Ideation done right is great for generating new and divergent strategies. However, a paradox of visionary leadership is the tendency to identify volumes of worthy projects and finish none of them. Organizational capacity always lags behind opportunities to improve and innovate. Using criteria like impact, ease of implementation, and interest, will help converge on those strategies that hold the most promise for innovation, while preserving resources from being spent on ideas that have a lower return on investment.

Pairing strategic planning with creative problem-solving illuminates a clear path between good ideas and innovative solutions that enable project management to deliver value. In brief, divergence in creative problem-solving generates valuable ideas, while convergence, using the right criteria, focuses on the most promising to move forward with.

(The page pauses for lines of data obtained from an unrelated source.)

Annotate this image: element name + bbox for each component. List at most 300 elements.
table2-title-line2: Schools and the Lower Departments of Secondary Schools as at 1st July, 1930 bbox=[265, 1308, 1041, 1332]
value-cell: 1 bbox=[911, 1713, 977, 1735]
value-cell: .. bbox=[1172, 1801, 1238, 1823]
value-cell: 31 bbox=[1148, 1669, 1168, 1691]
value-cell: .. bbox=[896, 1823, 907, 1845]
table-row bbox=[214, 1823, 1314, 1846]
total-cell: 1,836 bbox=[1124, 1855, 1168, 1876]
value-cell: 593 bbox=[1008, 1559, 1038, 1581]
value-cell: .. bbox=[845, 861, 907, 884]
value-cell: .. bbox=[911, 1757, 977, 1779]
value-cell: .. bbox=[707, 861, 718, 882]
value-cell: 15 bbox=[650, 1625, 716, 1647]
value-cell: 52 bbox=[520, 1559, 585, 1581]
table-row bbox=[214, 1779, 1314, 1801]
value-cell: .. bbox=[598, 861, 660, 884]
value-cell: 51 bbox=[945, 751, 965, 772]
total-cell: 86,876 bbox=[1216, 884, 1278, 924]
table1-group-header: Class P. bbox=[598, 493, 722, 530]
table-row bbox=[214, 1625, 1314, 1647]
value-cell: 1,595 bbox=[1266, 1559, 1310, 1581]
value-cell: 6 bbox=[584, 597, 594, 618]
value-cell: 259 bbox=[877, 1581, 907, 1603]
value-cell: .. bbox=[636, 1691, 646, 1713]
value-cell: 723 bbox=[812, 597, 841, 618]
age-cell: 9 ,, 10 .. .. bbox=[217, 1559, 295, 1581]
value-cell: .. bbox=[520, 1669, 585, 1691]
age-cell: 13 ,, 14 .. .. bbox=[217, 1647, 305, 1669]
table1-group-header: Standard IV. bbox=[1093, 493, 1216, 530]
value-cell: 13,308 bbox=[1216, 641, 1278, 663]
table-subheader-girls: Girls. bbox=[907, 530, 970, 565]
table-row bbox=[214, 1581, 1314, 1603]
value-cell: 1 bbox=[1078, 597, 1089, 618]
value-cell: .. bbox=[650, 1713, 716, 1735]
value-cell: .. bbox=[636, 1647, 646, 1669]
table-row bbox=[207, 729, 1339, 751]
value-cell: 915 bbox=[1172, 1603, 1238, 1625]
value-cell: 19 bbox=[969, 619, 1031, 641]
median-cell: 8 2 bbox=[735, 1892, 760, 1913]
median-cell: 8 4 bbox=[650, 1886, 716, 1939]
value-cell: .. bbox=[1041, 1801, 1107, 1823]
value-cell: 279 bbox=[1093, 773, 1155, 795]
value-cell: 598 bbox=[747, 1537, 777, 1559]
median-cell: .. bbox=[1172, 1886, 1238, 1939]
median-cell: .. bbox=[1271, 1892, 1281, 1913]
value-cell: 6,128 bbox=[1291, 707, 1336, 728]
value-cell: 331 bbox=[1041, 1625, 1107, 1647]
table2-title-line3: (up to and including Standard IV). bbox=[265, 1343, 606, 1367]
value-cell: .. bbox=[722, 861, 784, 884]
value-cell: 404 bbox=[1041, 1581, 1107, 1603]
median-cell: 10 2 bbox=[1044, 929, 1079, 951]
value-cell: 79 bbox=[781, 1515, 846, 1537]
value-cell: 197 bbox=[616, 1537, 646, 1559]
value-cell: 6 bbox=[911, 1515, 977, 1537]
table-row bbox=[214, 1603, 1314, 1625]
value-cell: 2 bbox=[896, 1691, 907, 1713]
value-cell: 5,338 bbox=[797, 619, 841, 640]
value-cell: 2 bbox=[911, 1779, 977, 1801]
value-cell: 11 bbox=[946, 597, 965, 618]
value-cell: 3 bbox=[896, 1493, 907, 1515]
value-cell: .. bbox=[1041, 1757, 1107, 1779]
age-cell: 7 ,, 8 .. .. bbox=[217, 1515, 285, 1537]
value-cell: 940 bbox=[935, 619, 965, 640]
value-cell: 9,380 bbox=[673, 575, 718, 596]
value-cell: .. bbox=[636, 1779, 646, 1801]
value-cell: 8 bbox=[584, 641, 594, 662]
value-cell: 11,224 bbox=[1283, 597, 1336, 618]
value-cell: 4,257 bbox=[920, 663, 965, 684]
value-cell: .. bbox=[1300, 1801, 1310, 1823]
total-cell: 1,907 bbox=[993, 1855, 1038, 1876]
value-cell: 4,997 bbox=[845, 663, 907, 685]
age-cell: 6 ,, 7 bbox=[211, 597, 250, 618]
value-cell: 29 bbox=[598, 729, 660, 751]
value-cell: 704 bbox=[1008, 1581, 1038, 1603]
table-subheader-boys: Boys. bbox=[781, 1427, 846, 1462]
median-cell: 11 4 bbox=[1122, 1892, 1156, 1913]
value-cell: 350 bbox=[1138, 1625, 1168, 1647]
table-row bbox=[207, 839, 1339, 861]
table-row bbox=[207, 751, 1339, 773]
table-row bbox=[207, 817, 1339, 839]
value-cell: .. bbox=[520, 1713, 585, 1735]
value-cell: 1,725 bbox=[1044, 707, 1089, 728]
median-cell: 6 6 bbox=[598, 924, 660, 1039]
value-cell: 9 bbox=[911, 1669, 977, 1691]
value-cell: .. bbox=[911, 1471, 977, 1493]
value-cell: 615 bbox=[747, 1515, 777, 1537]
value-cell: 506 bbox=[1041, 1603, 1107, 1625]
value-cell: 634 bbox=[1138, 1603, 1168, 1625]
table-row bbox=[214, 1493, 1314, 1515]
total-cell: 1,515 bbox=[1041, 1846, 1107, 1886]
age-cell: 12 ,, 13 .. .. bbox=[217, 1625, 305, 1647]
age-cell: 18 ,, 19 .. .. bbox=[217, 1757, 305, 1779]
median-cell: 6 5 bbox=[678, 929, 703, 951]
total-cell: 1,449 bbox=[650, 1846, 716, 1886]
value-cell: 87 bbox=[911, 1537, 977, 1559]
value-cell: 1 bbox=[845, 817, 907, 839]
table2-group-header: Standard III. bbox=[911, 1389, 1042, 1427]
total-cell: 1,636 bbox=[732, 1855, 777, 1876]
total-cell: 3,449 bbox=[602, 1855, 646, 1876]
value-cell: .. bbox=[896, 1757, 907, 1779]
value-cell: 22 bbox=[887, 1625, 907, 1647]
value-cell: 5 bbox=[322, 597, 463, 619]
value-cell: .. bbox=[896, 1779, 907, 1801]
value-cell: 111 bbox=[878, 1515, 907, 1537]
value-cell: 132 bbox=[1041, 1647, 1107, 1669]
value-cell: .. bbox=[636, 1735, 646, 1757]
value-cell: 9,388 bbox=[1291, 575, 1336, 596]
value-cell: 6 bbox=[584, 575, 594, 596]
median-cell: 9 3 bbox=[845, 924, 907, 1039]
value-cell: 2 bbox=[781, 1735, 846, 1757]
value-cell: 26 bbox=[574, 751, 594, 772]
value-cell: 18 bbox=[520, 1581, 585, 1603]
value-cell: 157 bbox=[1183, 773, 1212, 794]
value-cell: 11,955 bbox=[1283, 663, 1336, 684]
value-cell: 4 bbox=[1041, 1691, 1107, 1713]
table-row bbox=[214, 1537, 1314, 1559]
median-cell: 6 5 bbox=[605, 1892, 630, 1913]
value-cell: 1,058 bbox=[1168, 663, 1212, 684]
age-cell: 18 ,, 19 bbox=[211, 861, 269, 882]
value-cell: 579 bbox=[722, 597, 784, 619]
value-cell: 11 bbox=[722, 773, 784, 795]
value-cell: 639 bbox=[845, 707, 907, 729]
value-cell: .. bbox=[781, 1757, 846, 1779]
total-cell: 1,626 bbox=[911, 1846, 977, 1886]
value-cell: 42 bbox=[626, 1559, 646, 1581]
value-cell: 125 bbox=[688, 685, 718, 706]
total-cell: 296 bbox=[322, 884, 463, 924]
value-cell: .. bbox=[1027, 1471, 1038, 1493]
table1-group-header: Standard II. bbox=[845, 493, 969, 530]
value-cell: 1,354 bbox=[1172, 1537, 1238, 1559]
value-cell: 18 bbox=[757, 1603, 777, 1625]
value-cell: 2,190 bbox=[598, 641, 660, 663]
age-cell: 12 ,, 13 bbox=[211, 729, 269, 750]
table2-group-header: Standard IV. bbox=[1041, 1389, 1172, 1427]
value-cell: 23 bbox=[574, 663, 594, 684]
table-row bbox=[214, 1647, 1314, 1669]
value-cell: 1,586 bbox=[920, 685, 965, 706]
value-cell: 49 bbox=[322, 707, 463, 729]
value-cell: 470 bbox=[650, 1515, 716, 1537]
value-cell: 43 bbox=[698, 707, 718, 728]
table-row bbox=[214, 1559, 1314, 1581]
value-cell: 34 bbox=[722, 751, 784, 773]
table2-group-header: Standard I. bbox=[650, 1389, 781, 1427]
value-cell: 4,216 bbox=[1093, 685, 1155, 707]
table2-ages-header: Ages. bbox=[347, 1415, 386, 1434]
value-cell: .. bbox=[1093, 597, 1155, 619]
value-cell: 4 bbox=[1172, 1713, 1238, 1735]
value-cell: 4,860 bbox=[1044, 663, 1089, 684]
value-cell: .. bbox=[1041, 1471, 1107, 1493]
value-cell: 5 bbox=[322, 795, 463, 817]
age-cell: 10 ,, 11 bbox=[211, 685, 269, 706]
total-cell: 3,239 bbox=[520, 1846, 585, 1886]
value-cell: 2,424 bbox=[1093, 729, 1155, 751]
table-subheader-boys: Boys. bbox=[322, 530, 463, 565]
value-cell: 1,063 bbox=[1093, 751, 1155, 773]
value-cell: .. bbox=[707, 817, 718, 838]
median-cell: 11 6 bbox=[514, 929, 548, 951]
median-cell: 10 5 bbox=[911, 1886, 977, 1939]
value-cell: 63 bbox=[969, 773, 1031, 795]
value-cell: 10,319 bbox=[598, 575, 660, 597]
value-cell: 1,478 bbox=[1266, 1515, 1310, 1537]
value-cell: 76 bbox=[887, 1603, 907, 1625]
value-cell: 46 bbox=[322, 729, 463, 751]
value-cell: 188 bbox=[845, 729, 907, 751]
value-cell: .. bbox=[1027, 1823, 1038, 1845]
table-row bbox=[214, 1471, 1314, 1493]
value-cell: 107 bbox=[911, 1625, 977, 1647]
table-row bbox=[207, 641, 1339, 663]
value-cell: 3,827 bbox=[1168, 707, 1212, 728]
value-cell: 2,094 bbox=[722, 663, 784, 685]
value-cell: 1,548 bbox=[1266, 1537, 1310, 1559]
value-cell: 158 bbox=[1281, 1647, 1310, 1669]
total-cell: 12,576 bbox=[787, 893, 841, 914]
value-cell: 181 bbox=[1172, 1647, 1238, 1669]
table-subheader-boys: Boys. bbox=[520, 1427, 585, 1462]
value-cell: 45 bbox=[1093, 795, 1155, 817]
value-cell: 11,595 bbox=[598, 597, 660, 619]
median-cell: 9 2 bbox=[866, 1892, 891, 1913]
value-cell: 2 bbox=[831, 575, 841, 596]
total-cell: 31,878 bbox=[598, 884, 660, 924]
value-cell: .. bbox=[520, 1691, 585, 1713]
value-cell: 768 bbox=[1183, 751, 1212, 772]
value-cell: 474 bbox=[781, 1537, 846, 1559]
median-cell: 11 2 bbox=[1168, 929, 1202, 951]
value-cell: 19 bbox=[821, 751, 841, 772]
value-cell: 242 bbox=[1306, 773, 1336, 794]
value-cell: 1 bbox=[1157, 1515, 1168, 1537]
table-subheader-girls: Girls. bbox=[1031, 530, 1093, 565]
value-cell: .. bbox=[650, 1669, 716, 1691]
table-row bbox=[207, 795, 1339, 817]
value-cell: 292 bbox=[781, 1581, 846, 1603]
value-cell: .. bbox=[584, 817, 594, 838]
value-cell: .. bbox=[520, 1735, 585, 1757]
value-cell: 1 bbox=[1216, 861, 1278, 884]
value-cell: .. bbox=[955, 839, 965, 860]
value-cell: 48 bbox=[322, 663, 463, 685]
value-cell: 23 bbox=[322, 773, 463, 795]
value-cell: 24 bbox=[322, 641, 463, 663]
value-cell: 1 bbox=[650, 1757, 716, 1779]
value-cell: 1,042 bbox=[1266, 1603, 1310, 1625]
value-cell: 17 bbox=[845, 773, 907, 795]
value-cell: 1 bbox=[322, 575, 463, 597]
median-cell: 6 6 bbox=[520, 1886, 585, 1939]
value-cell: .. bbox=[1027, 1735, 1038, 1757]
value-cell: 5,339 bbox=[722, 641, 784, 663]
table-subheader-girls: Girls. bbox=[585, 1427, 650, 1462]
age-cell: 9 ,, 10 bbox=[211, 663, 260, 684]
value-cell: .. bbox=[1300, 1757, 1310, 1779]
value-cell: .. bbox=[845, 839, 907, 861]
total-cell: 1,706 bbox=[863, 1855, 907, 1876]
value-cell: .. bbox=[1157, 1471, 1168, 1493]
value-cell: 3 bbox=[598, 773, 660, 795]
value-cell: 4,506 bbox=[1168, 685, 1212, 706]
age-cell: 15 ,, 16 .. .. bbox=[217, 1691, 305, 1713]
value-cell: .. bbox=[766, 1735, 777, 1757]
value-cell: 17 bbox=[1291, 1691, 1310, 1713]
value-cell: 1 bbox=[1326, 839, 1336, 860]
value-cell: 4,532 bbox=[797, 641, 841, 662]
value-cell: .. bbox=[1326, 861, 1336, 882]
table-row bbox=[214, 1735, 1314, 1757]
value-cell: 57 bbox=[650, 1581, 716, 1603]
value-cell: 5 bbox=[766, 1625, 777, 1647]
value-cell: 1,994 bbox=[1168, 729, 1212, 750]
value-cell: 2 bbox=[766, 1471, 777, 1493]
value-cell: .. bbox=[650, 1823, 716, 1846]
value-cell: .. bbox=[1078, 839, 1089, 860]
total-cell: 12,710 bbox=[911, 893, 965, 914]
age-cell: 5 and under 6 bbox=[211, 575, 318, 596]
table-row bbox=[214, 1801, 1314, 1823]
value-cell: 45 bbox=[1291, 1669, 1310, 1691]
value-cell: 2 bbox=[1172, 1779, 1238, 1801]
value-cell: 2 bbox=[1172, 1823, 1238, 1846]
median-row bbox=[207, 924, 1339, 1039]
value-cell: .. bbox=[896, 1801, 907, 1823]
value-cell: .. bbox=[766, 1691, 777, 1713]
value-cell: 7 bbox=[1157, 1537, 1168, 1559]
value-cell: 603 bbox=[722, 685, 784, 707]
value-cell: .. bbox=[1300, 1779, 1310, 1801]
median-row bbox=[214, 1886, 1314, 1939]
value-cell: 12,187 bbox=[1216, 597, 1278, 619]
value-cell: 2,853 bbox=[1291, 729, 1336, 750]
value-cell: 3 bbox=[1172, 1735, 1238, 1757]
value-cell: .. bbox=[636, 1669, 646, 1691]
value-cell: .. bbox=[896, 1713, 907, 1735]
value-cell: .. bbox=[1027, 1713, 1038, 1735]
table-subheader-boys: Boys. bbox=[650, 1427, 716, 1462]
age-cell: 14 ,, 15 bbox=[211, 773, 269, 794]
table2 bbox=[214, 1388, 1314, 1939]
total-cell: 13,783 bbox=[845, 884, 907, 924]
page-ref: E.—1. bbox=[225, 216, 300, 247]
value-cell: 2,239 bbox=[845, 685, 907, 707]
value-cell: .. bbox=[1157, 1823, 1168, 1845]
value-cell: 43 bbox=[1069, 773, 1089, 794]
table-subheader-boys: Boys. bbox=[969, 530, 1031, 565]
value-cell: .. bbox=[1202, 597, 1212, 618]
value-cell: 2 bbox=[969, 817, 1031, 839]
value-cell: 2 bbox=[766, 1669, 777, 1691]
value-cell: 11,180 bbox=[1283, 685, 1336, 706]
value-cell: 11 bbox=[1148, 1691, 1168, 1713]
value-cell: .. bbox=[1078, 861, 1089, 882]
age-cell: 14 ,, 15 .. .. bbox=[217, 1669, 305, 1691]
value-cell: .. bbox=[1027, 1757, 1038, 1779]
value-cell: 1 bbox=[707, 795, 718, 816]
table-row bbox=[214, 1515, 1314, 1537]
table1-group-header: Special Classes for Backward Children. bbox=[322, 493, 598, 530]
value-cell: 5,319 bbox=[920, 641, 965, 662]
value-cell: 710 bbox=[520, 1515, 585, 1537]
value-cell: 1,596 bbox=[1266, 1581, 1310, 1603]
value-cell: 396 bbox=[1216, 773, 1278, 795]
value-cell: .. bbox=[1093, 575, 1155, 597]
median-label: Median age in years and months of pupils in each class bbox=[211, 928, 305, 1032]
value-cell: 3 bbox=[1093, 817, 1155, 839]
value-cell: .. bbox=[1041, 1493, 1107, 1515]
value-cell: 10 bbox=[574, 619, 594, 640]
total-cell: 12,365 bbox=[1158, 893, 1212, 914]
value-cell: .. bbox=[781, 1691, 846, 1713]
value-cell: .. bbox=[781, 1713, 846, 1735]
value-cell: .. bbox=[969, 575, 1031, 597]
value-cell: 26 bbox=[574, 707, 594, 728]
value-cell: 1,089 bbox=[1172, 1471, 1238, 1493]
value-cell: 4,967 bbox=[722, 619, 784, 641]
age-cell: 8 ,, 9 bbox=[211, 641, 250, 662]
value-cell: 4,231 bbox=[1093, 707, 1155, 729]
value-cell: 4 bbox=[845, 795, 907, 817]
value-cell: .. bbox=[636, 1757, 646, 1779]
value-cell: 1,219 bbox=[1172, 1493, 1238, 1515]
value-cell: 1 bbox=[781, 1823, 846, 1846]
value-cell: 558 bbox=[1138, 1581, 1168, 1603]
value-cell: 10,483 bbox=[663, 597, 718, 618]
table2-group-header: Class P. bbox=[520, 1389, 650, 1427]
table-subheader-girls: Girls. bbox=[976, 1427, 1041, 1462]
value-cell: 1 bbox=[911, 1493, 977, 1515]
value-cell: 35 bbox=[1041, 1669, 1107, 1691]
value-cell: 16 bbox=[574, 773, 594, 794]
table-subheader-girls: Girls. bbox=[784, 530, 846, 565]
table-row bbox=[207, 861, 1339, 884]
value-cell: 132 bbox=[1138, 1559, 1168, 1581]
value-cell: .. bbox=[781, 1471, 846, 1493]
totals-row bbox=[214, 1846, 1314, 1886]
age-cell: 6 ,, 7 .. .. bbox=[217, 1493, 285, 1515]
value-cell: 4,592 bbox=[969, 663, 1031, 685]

Development of ideas and the discipline of good project management are where strategy is translated into concrete actions. This necessary move from general ideas to concrete plans is required for any successful change. Ideas gain a rationale by identifying what is good about them now (plusses), what could be good in the future (opportunities), and potential risks (obstacles). Pairing the answers for “what might go wrong?” with answers for “how might we overcome obstacles?” lowers risk and increases acceptance in a “shark-tank” environment where only the best ideas are approved and granted resources.

A well-developed plan also creates clear expectations for committing the time and resources to successfully implement plans. Yet, even the best designed and managed, are no exception to the following universal rule:

“Everyone has a plan until they get punched in the mouth” – Mike Tyson

Project teams gain agility and the capacity to adapt to challenges by knowing and practicing the fundamental skills of creative problem-solving. A few examples include:

  • Sharing a common language and tools to address challenges as they emerge while avoiding unnecessary conflict
  • Knowing personal preferences for problem-solving and how they influence team effectiveness when creating solutions.
  • Using tools and developing divergence skills to generate possible solutions on the fly, and convergence skills to select the best ones.

If you want to avoid the pitfalls of the typical strategic planning process, empower your project teams,  and truly innovate, try getting a little creative!